Qui peut prétendre ne jamais s’être trouvé au bord de l’eau attendant désespérément un départ qui tarde trop ? Il arrive parfois que tout semble bloqué, qu’aucun poisson ne se manifeste et que le lac pêché semble sur « off ». Pourtant, il existe de multiples techniques et tactiques à mettre en œuvre pour sauver le pêcheur de la « bredouille » quand il recherche dame carpe.
Quand la carpe semble bouder les appâts…
Même s’il est toujours agréable de se retrouver au bord de l’eau, l’attente dans le biwy paraît plus facilement supportable quand la centrale réveille régulièrement le carpiste et que les captures s’enchaînent à un rythme régulier. Malheureusement, il nous arrive à tous de trouver le temps bien long entre des runs qui tardent à venir, et donc de devoir se creuser les méninges pour trouver un moyen susceptible de conduire les carpes au matelas de réception.
Bien des questions surviennent alors et la nécessaire remise en cause peut concerner de multiples facteurs connus pour influencer la capture des carpes : le placement des cannes, le poste et les profondeurs pêchées, la présentation des esches et les montages, les appâts utilisés, la technique d’amorçage mise en place… On peut toujours espérer que des poissons très discrets depuis le début d’une session mal engagée vont subitement passer à table, mais l’attente peut se révéler veine si aucun changement atmosphérique n’incite nos chers cyprins à se saisir de nos bouillettes. Ce questionnement sur les tactiques et les techniques est essentiel lors de sessions rapides, sans quoi il est probable de passer à côté de sa pêche en attendant des poissons qui ne se manifesteront peut-être pas… Il est trop frustrant de rester bredouille sans être persuadé d’avoir fait le maximum pour déclencher un semblant d’activité. Les pêcheurs ayant les meilleurs résultats ont en commun ce que l’on appelle communément « le sens de l’eau », mais aussi la capacité à ne rien lâcher avant d’avoir capturé quelques poissons.

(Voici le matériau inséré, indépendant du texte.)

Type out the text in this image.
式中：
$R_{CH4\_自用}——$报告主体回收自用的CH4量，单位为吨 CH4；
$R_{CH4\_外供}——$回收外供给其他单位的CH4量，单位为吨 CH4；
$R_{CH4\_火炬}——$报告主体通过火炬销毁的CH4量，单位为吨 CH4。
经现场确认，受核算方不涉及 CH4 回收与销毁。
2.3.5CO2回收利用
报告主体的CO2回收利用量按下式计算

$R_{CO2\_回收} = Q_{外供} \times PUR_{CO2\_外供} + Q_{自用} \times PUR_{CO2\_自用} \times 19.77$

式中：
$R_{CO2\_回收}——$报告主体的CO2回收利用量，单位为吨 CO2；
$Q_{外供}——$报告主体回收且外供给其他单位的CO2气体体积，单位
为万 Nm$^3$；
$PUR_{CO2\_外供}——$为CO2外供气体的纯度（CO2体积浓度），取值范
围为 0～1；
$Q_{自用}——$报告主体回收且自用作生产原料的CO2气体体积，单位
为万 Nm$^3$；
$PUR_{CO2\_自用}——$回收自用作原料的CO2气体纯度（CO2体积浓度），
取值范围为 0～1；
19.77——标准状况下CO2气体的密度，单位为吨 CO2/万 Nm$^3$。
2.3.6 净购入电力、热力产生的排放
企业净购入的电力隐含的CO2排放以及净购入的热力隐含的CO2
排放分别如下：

Partir à la recherche des poissons
Une pêche statique favorisant le camping au bord de l’eau peut s’avérer productive pour des carpistes assez patients pour stationner plusieurs semaines sur un seul et même poste. Si comme moi vous êtes adeptes des pêches rapides sans avoir recours à des amorçages systématiques et préalables faute de temps, la meilleure solution est de partir à la recherche de quelques poissons mordeurs. Encore faut-il pêcher les carpes là où elles se trouvent, ou mieux encore, trouver les spots où elles se nourrissent.
Une pêche opportuniste en fonction des saisons et des eaux pêchées associée à une bonne connaissance des lieux assure aux carpistes investissant une partie de leur temps de pêche à cette recherche des résultats constants et supérieurs à la moyenne. C’est le cas sur les lacs de barrage de moyenne montagne aux berges escarpées sur lesquels le repérage des poissons est primordial. Attendre que les poissons passent en un endroit précis relève d’un pari trop osé pour celui qui a un temps de pêche réduit, à moins qu’il ne connaisse parfaitement les spots… On peut également trouver de grandes concentrations de poissons en certains lieux en fonction des saisons, que ce soit au printemps avec le frai, en été sur des tenues, alors que la frénésie alimentaire automnale amène les carpes à se déplacer fréquemment. Un amorçage de zone conséquent est plus efficace sur de grands réservoirs de plaine, même si benner des quantités conséquentes de bouillettes peut également s’avérer contre productif si l’activité des poissons est réduite.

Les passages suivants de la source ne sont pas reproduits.